David sat down among the mounds and was soon bitten through his pants. He jumped to his feet and swept the ants away, then crouched, peering and picking at the anthills. His thighs soon ached from squatting, but then he found a speck of sky blue in the dirt, a bead. He clasped it tightly in one hand while stirring with the other and flicking away ants. He didn’t think about the bodies in the ground beneath him. By the time it was too dark to see, his palm was filled with Indian beads and he felt elevated and still drunk.
As he passed the equipment shed, he made out first the silhouette of Weldon Case’s Stetson and then, very close, the face of Weldon himself, who gazed at him before speaking in a low voice. “You been in the graves, ain’t you?”
“Yes, to look for beads.”
“You ought not to have done that, feller.”
“Oh? But Morsel said—”
“Look up there at the stars.”
“I don’t understand.”
Weldon reached high over his head. “That’s the crow riding the water snake,” he said, and turned back into the dark.

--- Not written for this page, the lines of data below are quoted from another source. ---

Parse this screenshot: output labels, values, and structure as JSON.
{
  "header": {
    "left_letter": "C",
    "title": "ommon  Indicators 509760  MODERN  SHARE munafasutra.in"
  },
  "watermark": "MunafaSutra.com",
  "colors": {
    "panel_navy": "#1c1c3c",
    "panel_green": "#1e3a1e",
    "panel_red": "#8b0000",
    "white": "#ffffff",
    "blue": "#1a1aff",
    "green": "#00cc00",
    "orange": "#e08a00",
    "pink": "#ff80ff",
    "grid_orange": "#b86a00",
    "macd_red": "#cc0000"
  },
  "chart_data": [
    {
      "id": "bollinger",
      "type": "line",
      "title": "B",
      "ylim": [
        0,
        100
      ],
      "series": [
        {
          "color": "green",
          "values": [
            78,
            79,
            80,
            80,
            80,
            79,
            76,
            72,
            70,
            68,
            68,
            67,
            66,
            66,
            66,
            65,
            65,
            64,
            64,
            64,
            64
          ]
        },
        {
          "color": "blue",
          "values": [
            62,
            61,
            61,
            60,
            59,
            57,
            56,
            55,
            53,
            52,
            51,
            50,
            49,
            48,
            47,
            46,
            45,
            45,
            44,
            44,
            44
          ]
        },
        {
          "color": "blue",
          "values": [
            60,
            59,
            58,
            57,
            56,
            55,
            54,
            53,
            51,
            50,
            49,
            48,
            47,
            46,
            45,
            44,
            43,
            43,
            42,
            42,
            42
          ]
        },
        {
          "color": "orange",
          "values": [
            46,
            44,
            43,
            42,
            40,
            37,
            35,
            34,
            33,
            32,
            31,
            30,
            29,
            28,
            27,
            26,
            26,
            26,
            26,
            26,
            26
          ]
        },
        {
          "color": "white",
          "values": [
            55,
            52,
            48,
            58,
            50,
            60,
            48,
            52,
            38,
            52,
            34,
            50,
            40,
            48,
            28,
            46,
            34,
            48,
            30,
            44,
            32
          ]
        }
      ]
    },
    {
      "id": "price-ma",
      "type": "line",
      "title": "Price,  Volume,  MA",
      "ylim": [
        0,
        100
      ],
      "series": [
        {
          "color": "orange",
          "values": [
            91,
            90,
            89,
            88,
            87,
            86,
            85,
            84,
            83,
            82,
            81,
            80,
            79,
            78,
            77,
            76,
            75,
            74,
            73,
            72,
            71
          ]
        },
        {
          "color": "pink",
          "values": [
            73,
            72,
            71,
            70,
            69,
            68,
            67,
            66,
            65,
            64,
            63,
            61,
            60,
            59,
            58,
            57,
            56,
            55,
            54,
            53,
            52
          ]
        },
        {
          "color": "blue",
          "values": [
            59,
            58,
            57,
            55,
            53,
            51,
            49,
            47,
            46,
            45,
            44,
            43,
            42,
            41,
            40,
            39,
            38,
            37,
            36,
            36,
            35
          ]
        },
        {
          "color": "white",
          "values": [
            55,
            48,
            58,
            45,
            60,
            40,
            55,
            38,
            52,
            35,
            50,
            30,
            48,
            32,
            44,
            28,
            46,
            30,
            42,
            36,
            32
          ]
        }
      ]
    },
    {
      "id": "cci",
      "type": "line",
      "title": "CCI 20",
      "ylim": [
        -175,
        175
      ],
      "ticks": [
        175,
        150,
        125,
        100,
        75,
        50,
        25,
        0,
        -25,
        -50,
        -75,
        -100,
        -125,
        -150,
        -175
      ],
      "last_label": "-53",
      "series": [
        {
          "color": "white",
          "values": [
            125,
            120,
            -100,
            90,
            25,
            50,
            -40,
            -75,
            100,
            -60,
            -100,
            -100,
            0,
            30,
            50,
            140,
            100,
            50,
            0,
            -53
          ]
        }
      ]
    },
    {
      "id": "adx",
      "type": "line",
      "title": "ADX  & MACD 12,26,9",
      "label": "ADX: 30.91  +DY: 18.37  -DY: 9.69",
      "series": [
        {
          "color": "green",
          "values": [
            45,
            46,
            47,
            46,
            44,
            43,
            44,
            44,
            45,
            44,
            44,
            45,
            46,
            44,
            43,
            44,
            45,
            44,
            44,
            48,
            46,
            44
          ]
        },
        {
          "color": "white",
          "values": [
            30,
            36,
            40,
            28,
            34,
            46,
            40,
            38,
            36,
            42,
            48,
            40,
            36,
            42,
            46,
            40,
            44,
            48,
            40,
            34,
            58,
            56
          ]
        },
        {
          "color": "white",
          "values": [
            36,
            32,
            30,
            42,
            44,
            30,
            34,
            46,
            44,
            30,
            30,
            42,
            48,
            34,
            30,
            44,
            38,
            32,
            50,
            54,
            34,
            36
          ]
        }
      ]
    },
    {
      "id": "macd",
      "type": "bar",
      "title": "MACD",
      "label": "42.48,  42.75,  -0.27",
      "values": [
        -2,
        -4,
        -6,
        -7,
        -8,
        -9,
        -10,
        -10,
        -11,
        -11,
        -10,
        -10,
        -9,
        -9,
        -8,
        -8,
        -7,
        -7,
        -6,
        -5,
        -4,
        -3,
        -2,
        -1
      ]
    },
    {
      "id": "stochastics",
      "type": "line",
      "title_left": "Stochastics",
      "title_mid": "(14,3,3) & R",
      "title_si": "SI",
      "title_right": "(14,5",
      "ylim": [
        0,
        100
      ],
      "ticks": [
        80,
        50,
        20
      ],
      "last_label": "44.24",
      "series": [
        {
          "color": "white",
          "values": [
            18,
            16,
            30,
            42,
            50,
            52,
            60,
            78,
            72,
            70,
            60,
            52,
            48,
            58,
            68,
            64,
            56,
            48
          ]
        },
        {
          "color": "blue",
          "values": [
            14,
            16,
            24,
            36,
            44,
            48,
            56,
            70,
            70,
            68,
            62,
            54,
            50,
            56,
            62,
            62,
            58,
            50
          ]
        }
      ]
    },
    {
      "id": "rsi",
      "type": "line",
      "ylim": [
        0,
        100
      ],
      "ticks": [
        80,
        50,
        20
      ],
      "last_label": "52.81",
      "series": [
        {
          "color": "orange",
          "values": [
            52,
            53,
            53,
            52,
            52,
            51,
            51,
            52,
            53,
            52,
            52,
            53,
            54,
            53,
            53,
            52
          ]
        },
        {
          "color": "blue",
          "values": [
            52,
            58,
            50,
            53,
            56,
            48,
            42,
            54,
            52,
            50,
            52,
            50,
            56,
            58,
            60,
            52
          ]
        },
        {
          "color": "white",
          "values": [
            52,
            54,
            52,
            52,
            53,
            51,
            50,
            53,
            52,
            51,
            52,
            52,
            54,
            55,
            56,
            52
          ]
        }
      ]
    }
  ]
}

David was frightened. He went to the house and got into bed as quickly as he could, anxious for the alcohol to fade. He pulled the blanket up under his chin, despite the warmth of the night, and watched a moth batting against an image of the moon in the window. When he was nearly asleep, he saw Morsel’s headlights wheel across the ceiling, then turn off. He listened for the car doors, but it was nearly ten minutes before they opened and closed. He rolled close to the wall and pretended to be asleep, while the front door opened quietly. Once the reverberation of the screen-door spring had died down, there was whispering that came into the bedroom. He felt a shadow cross his face as someone peered down at him. Soon the sound of muffled copulation filled the room, stopped for the time it took to raise a window, then resumed. David listened more and more intently, until Ray said, in a clear voice, “Dave, you want some of this?”
David stuck to his feigned sleep until Morsel laughed, got up, and walked out with her clothes under her arm. “Night, Ray. Sweet dreams.”